Art. 1 in beeld
Negen fotografen brengen Artikel 1 van de Universele Rechten van de Mens in beeld: ‘Alle mensen worden vrij en gelijk in waardigheid en rechten geboren. Zij zijn begiftigd met verstand en geweten, en behoren zich jegens elkander in een geest van broederschap te gedragen.’ Deze tentoonstelling is een samenwerking tussen Amnesty International en Volwassenen onderwijs Kisp.
Vijf fotografen stellen hun foto's ter beschikking.
Fayrooz Bouchaala stelt de relevantie van het hoofddoekendebat in vraag. Is niet iedereen gewoon gelijk?
Jelle De Medts trok naar de sloppenwijken van Port Elizabeth, Zuid-Afrika.
Naomi en Koba Ryckewaert stellen de beeldvorming rond de vluchtelingencrisis in vraag.
Marlies Van Gelder maakte een zwart-witreeks met referentie naar het Vluchtelingenverdrag.
Overzicht van de beschikbare werken via deze link: https://photos.app.goo.gl/rc33G2mMepGy2oxV6.

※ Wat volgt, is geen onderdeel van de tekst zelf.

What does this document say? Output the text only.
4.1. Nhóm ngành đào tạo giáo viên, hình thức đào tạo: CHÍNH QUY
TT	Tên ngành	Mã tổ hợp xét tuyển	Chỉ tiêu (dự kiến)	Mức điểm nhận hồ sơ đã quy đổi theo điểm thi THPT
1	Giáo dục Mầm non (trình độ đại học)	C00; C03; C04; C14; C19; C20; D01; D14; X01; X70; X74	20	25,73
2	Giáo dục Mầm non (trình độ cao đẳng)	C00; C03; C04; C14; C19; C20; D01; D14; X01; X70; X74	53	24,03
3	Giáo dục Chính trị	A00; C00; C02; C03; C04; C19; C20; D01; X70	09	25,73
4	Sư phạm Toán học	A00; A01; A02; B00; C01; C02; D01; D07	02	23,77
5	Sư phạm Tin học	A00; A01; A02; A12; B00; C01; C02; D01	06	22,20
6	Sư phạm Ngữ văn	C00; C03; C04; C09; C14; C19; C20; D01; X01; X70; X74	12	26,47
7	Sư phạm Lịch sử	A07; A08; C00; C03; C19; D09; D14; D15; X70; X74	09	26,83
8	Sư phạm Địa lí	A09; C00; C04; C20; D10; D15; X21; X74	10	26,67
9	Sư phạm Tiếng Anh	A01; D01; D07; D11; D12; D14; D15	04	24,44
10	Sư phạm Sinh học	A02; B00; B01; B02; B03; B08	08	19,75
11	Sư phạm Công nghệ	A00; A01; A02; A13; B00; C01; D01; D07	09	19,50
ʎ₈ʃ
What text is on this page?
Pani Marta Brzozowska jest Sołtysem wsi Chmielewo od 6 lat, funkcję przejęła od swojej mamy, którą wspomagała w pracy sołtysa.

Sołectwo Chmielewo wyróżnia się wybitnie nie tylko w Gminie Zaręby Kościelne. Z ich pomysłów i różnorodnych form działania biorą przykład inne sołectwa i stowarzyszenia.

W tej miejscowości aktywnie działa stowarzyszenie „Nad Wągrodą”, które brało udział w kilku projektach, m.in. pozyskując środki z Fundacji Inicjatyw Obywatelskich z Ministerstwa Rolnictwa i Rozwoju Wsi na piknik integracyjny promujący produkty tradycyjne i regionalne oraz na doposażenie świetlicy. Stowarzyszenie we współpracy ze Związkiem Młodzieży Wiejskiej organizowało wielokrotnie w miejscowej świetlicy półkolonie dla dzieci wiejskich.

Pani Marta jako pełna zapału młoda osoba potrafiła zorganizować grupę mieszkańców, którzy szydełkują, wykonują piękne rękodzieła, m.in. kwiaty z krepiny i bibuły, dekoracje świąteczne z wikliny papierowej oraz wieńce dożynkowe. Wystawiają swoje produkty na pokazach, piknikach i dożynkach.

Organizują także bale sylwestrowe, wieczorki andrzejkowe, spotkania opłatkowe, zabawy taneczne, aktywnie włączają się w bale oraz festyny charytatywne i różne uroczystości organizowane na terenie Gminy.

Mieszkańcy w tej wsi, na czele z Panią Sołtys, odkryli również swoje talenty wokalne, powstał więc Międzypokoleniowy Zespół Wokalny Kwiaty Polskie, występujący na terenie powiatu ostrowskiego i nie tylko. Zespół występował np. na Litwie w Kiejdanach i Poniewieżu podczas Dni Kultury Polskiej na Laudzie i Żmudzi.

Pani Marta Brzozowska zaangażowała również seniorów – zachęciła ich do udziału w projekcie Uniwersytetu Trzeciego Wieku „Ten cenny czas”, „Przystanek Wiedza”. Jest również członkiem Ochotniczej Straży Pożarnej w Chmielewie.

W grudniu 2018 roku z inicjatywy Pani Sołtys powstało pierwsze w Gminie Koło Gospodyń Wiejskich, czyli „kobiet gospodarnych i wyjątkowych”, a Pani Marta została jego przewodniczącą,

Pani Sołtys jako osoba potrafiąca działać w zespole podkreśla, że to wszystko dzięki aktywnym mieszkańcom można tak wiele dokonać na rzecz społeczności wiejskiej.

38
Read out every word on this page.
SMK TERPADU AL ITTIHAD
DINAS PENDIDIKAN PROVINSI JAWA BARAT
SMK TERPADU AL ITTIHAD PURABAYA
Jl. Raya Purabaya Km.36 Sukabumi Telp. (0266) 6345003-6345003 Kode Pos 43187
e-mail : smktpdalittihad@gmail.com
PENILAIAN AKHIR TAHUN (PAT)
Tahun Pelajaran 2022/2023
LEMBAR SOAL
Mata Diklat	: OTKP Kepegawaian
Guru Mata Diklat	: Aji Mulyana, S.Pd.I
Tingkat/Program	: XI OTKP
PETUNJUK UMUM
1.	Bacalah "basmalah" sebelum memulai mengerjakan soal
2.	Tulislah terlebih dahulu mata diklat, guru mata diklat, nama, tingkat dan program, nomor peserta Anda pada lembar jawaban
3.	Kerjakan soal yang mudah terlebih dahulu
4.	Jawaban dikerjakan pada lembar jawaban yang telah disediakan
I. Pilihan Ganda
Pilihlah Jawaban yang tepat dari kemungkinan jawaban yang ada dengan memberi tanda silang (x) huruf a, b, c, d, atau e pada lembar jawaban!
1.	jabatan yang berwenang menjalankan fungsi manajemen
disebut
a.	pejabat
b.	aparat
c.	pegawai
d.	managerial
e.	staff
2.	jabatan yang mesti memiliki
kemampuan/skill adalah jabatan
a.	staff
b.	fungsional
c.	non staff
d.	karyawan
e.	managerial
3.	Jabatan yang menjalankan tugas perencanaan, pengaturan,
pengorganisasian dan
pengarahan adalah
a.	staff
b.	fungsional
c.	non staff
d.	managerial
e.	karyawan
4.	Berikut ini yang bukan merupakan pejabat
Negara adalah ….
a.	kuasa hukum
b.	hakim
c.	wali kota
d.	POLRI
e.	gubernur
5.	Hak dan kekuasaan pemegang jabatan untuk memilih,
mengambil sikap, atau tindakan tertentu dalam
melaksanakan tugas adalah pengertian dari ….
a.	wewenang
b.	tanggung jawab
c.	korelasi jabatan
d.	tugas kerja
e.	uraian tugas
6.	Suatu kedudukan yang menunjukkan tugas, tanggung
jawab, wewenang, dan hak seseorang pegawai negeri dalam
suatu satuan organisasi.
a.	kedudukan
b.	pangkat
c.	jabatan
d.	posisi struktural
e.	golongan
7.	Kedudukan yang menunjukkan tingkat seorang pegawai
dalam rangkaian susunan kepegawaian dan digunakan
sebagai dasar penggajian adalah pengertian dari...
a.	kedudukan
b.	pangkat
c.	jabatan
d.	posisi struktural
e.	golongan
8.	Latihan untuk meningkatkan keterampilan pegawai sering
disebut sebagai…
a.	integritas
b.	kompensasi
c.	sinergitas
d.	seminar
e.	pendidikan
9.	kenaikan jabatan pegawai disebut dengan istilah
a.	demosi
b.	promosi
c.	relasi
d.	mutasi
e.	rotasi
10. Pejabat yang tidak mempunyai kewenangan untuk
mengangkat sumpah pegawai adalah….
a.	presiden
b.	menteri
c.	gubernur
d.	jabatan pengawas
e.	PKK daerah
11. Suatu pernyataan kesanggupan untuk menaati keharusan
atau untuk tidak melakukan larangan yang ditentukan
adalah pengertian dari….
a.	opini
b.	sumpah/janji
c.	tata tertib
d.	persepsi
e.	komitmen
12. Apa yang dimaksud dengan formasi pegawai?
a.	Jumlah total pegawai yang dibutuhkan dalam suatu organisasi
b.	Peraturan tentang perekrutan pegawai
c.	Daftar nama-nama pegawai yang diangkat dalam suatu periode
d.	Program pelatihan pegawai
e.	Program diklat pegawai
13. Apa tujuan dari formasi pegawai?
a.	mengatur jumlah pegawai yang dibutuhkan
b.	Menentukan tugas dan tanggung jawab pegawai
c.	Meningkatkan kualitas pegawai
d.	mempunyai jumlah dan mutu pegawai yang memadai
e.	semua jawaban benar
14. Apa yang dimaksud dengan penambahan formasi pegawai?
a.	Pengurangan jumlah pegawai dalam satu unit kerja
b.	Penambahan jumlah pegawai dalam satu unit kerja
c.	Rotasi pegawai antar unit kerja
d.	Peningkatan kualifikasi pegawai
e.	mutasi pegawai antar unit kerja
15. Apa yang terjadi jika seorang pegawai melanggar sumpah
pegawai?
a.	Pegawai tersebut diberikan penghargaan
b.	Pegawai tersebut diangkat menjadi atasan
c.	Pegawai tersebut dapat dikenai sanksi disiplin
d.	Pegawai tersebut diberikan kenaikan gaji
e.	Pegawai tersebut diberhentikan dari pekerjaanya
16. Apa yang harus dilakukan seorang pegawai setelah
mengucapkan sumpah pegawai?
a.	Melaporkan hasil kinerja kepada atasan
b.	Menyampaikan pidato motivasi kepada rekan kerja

Zie Fotografen voor meer informatie.
Alle foto's zijn afgedrukt op dibond en voorzien van ophangingssysteem. Info bij Tentoonstelling. Grootte: 60/40 of 50/75
De tentoonstelling wordt ontbonden en de resterende foto's zijn gratis af te halen. e-mail gert.verdonck@gmail.com
Inleiding door Jan Desloover (De Standaard)
Follow me on Twitter
Alle mensen worden vrij en gelijk in waardigheid en rechten geboren. Zij zijn begiftigd met verstand en
geweten, en behoren zich jegens elkander in een geest van broederschap te gedragen.' De schijnbare evidentie van het Artikel 1 uit de Universele Verklaring van de Rechten van de Mens wordt nog continu weersproken door de werkelijkheid. Een aanzienlijk deel van de gemiddeld 10.000 foto's die dagelijks op een krantenredactie binnenlopen, heeft te maken met inbreuken op die rechten. Op basis van huidskleur, ras, religie, seksuele voorkeur...
Het heet dat de mens kan overleven dankzij zijn gave om snel en grondig te vergeten. Op individueel niveau zal dat best – anders word je gek; op grotere schaal is die gave een van de hoofdredenen waarom we maar blijven hervallen in oude zonden, waarom gewapende conflicten de belangrijkste motor van de geschiedenis blijven. De Verenigde Naties ondertekenden het Mensenrechtenverdrag in 1948, kort na de gruwelen van de Tweede Wereldoorlog. Vandaag, geen zeventig jaar later, moeten we blijkbaar concluderen dat we niet veel wijzer geworden zijn. Toch?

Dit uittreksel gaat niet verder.